A linear equation in two variables is an equation of the form ax plus by equals c, where x and y are variables, and a, b, c are constants. When we have two such equations, they form a system. The solution is the point where both lines intersect on the coordinate plane.
The substitution method involves four steps. First, solve one equation for one variable. From x plus y equals 5, we get y equals 5 minus x. Second, substitute this expression into the other equation: 2x minus the quantity 5 minus x equals 1. Third, solve for x: 3x equals 6, so x equals 2. Finally, substitute back to find y equals 3. The solution is the point 2, 3.
The elimination method involves making coefficients equal and then eliminating variables. Starting with 3x plus 2y equals 12 and x minus y equals 1, we multiply the second equation by 2 to get 2x minus 2y equals 2. Adding the equations eliminates y: 5x equals 14, so x equals 14 fifths. Substituting back gives y equals 9 fifths. The solution is 14 fifths, 9 fifths.
A system of linear equations can have three types of solutions. One solution occurs when the lines intersect at exactly one point. No solution occurs when the lines are parallel and never meet. Infinite solutions occur when the equations represent the same line, so every point on the line is a solution.

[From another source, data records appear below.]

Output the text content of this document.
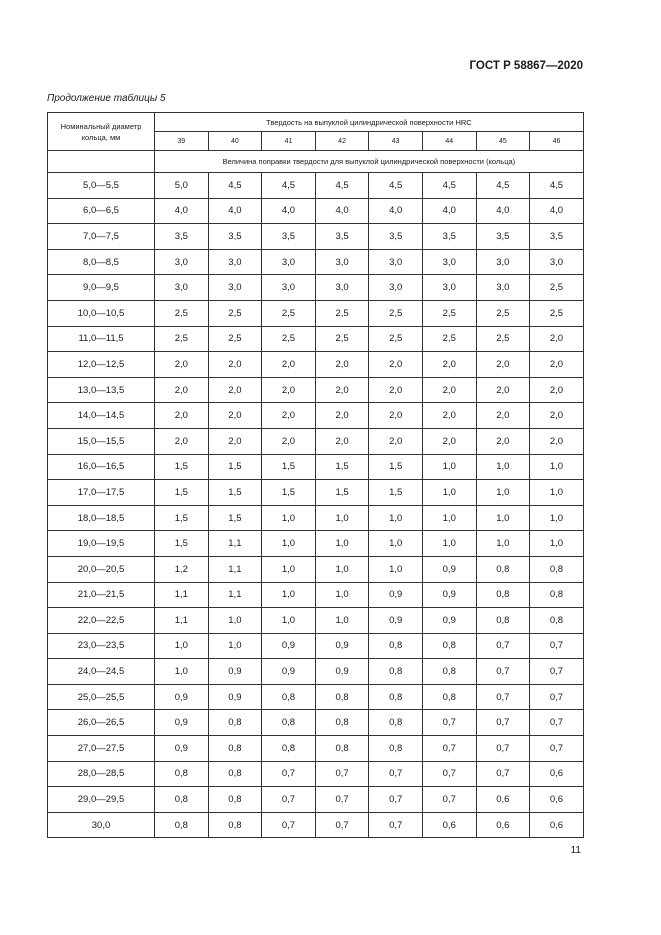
ГОСТ Р 58867—2020
Продолжение таблицы 5
Номинальный диаметр кольца, мм	Твердость на выпуклой цилиндрической поверхности HRC							
	39	40	41	42	43	44	45	46
	Величина поправки твердости для выпуклой цилиндрической поверхности (кольца)							
5,0—5,5	5,0	4,5	4,5	4,5	4,5	4,5	4,5	4,5
6,0—6,5	4,0	4,0	4,0	4,0	4,0	4,0	4,0	4,0
7,0—7,5	3,5	3,5	3,5	3,5	3,5	3,5	3,5	3,5
8,0—8,5	3,0	3,0	3,0	3,0	3,0	3,0	3,0	3,0
9,0—9,5	3,0	3,0	3,0	3,0	3,0	3,0	3,0	2,5
10,0—10,5	2,5	2,5	2,5	2,5	2,5	2,5	2,5	2,5
11,0—11,5	2,5	2,5	2,5	2,5	2,5	2,5	2,5	2,0
12,0—12,5	2,0	2,0	2,0	2,0	2,0	2,0	2,0	2,0
13,0—13,5	2,0	2,0	2,0	2,0	2,0	2,0	2,0	2,0
14,0—14,5	2,0	2,0	2,0	2,0	2,0	2,0	2,0	2,0
15,0—15,5	2,0	2,0	2,0	2,0	2,0	2,0	2,0	2,0
16,0—16,5	1,5	1,5	1,5	1,5	1,5	1,0	1,0	1,0
17,0—17,5	1,5	1,5	1,5	1,5	1,5	1,0	1,0	1,0
18,0—18,5	1,5	1,5	1,0	1,0	1,0	1,0	1,0	1,0
19,0—19,5	1,5	1,1	1,0	1,0	1,0	1,0	1,0	1,0
20,0—20,5	1,2	1,1	1,0	1,0	1,0	0,9	0,8	0,8
21,0—21,5	1,1	1,1	1,0	1,0	0,9	0,9	0,8	0,8
22,0—22,5	1,1	1,0	1,0	1,0	0,9	0,9	0,8	0,8
23,0—23,5	1,0	1,0	0,9	0,9	0,8	0,8	0,7	0,7
24,0—24,5	1,0	0,9	0,9	0,9	0,8	0,8	0,7	0,7
25,0—25,5	0,9	0,9	0,8	0,8	0,8	0,8	0,7	0,7
26,0—26,5	0,9	0,8	0,8	0,8	0,8	0,7	0,7	0,7
27,0—27,5	0,9	0,8	0,8	0,8	0,8	0,7	0,7	0,7
28,0—28,5	0,8	0,8	0,7	0,7	0,7	0,7	0,7	0,6
29,0—29,5	0,8	0,8	0,7	0,7	0,7	0,7	0,6	0,6
30,0	0,8	0,8	0,7	0,7	0,7	0,6	0,6	0,6
11
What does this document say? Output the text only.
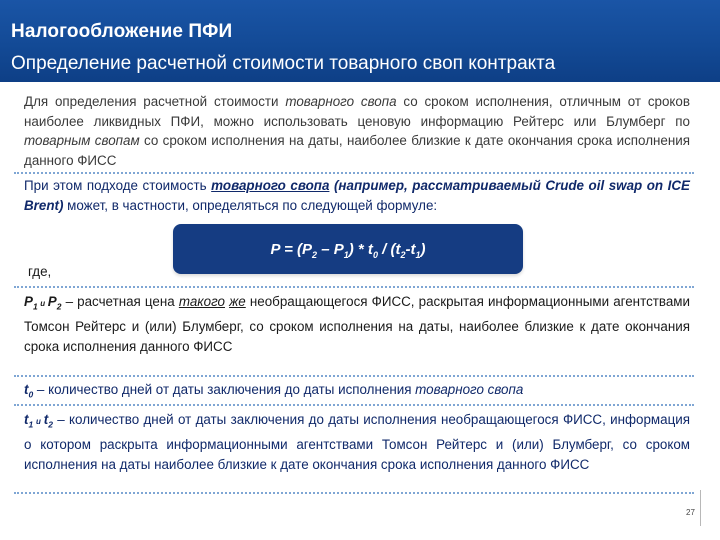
Налогообложение ПФИ
Определение расчетной стоимости товарного своп контракта
Для определения расчетной стоимости товарного свопа со сроком исполнения, отличным от сроков наиболее ликвидных ПФИ, можно использовать ценовую информацию Рейтерс или Блумберг по товарным свопам со сроком исполнения на даты, наиболее близкие к дате окончания срока исполнения данного ФИСС
При этом подходе стоимость товарного свопа (например, рассматриваемый Crude oil swap on ICE Brent) может, в частности, определяться по следующей формуле:
где,
$P = (P_2 - P_1) * t_0 / (t_2-t_1)$
$P_1$ и $P_2$ – расчетная цена такого же необращающегося ФИСС, раскрытая информационными агентствами Томсон Рейтерс и (или) Блумберг, со сроком исполнения на даты, наиболее близкие к дате окончания срока исполнения данного ФИСС
$t_0$ – количество дней от даты заключения до даты исполнения товарного свопа
$t_1$ и $t_2$ – количество дней от даты заключения до даты исполнения необращающегося ФИСС, информация о котором раскрыта информационными агентствами Томсон Рейтерс и (или) Блумберг, со сроком исполнения на даты наиболее близкие к дате окончания срока исполнения данного ФИСС
27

Linear equations in two variables have many real-world applications including business cost analysis, physics motion problems, economics supply and demand, and engineering optimization. We learned two main solution methods: substitution and elimination. The substitution method involves solving for one variable first, while the elimination method makes coefficients equal. Both methods find the intersection point of two lines, which represents the solution to the system.